Let's get one thing straight right away: Julia Roberts does not have a Mona Lisa smile. Mona Lisa's smile is subtle and enigmatic, suggesting some secret knowledge that exists just below the surface. Roberts' smile is wide and toothy, suggesting a warm personality that bubbles right over the surface. That's not to say one is better, just to point out that comparing Julia Roberts (especially her smile) to the Mona Lisa is a fallacy.


None of this really has much to do with Roberts' film, Mona Lisa Smile, although it's indicative of the way the film keeps trying to make connections that just aren't there. Roberts stars as Katherine Watson, fresh out of grad school and a new art-history professor at prestigious women's college Wellesley in 1953.


Berkeley-educated Katherine hopes to teach future feminist leaders, but instead she finds that Wellesley is full of smart, young women preparing themselves for marriage. She encounters four girls who represent the various stereotypes the movie would like to explore: Snobby legacy student Betty (Kirsten Dunst) is prim, proper and about to be married. Bad girl Giselle (Maggie Gyllenhaal) is the product of a broken home and has affairs with professors and married men. Intelligent Joan (Julia Stiles) is on the marriage track, too, but harbors secret ambitions to attend law school. And chubby Connie (excellent newcomer Ginnifer Goodwin) is a cello-playing loser who can't get a date.


Of course, they don't take too kindly to this unconventional new teacher, who schools them on modern art and modern feminism. Of course, they eventually warm to her, and teach her as much as she teaches them. It's the Dead Poets Society formula, although that wasn't the first or only movie to feature an inspirational teacher imparting life lessons.

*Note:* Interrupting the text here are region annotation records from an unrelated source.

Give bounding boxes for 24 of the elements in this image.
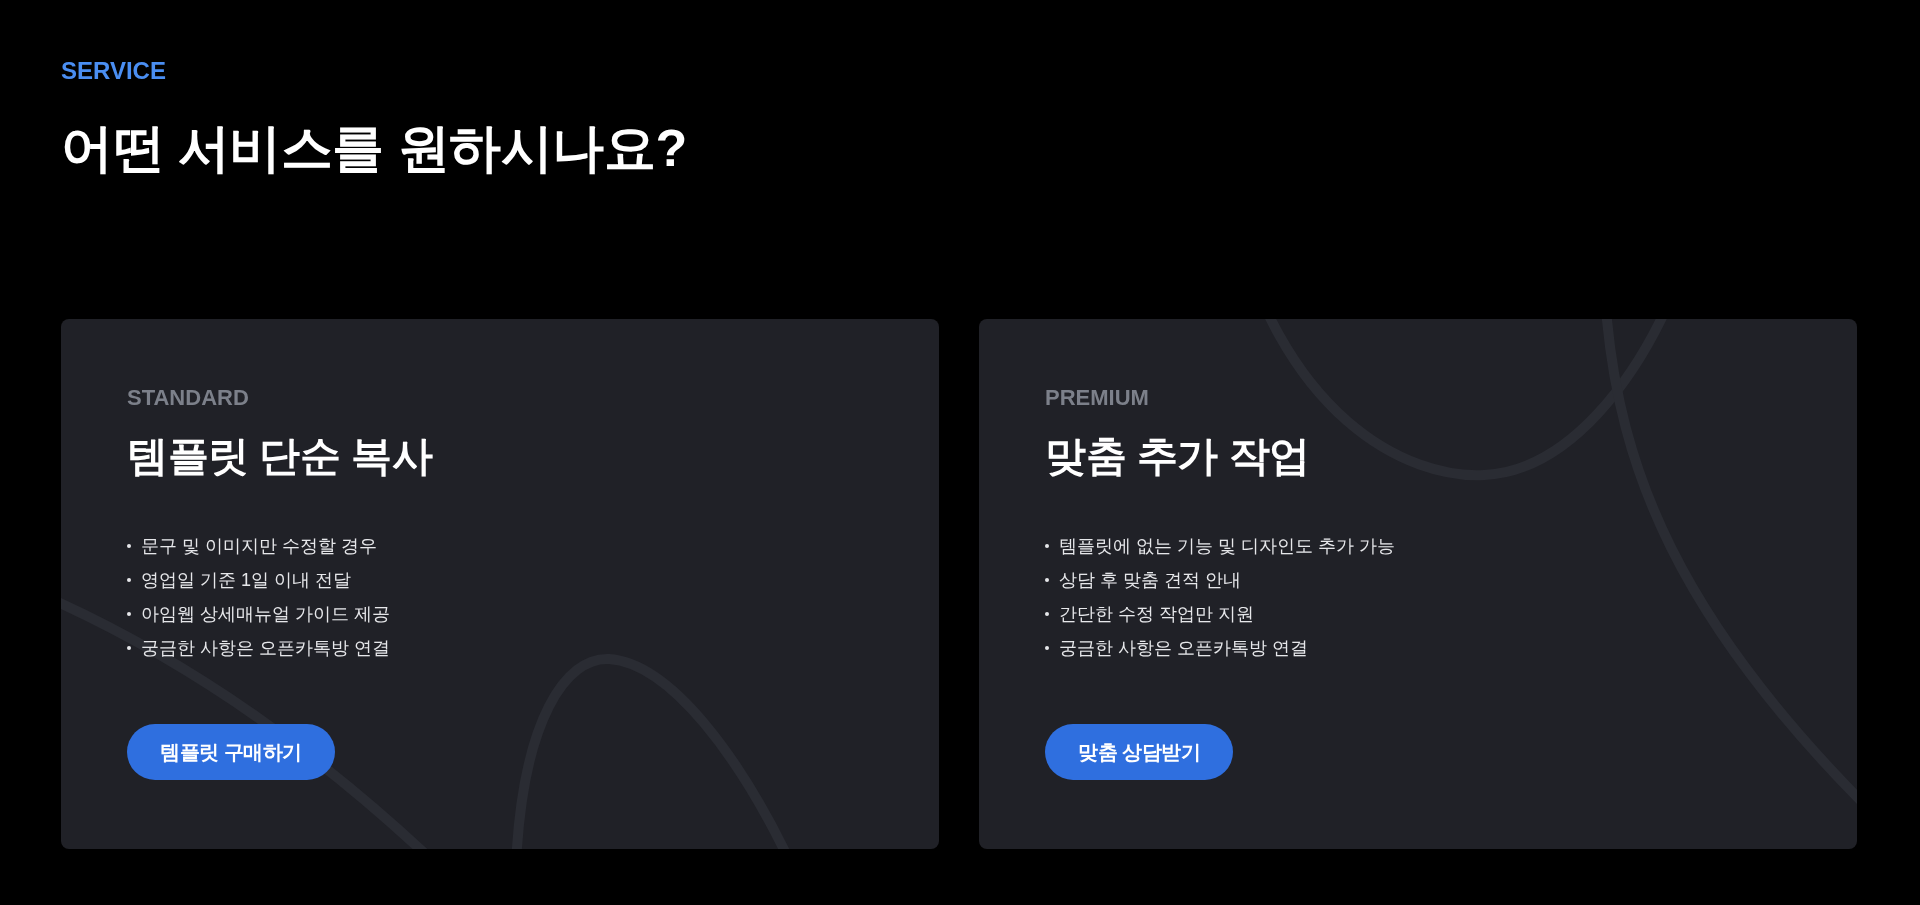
feature-text: 템플릿에 없는 기능 및 디자인도 추가 가능 bbox=[1059, 535, 1395, 558]
feature-text: 간단한 수정 작업만 지원 bbox=[1059, 603, 1254, 626]
feature-text: 상담 후 맞춤 견적 안내 bbox=[1059, 569, 1241, 592]
section-title: 어떤 서비스를 원하시나요? bbox=[61, 118, 687, 179]
plan-title: 맞춤 추가 작업 bbox=[1045, 432, 1310, 481]
feature-text: 궁금한 사항은 오픈카톡방 연결 bbox=[141, 637, 390, 660]
plan-button[interactable]: 템플릿 구매하기 bbox=[127, 724, 335, 780]
bullet-icon bbox=[127, 544, 131, 548]
plan-button[interactable]: 맞춤 상담받기 bbox=[1045, 724, 1234, 780]
plan-title: 템플릿 단순 복사 bbox=[127, 432, 433, 481]
tier-label: PREMIUM bbox=[1045, 385, 1149, 411]
feature-text: 문구 및 이미지만 수정할 경우 bbox=[141, 535, 377, 558]
bullet-icon bbox=[127, 612, 131, 616]
bullet-icon bbox=[127, 646, 131, 650]
tier-label: STANDARD bbox=[127, 385, 249, 411]
bullet-icon bbox=[1045, 612, 1049, 616]
section-eyebrow: SERVICE bbox=[61, 57, 166, 85]
feature-text: 궁금한 사항은 오픈카톡방 연결 bbox=[1059, 637, 1308, 660]
feature-text: 아임웹 상세매뉴얼 가이드 제공 bbox=[141, 603, 390, 626]
bullet-icon bbox=[1045, 646, 1049, 650]
bullet-icon bbox=[127, 578, 131, 582]
bullet-icon bbox=[1045, 578, 1049, 582]
feature-text: 영업일 기준 1일 이내 전달 bbox=[141, 569, 351, 592]
bullet-icon bbox=[1045, 544, 1049, 548]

Roberts is miscast as the feminist iconoclast, her smile only the tip of the iceberg, but the supporting cast is strong, even with Dunst going a little overboard on her upper-crust accent.


The movie's problem lies in throwing around words like "subversive" and "progressive" to describe Katherine without ever convincingly demonstrating those qualities. Director Mike Newell tries to make a profound film that challenges the social standards of the 1950s, but all he does is throw some stereotypes up against some other stereotypes. The result is a film that feels afraid to commit, meandering through several plot lines to a dissatisfying conclusion.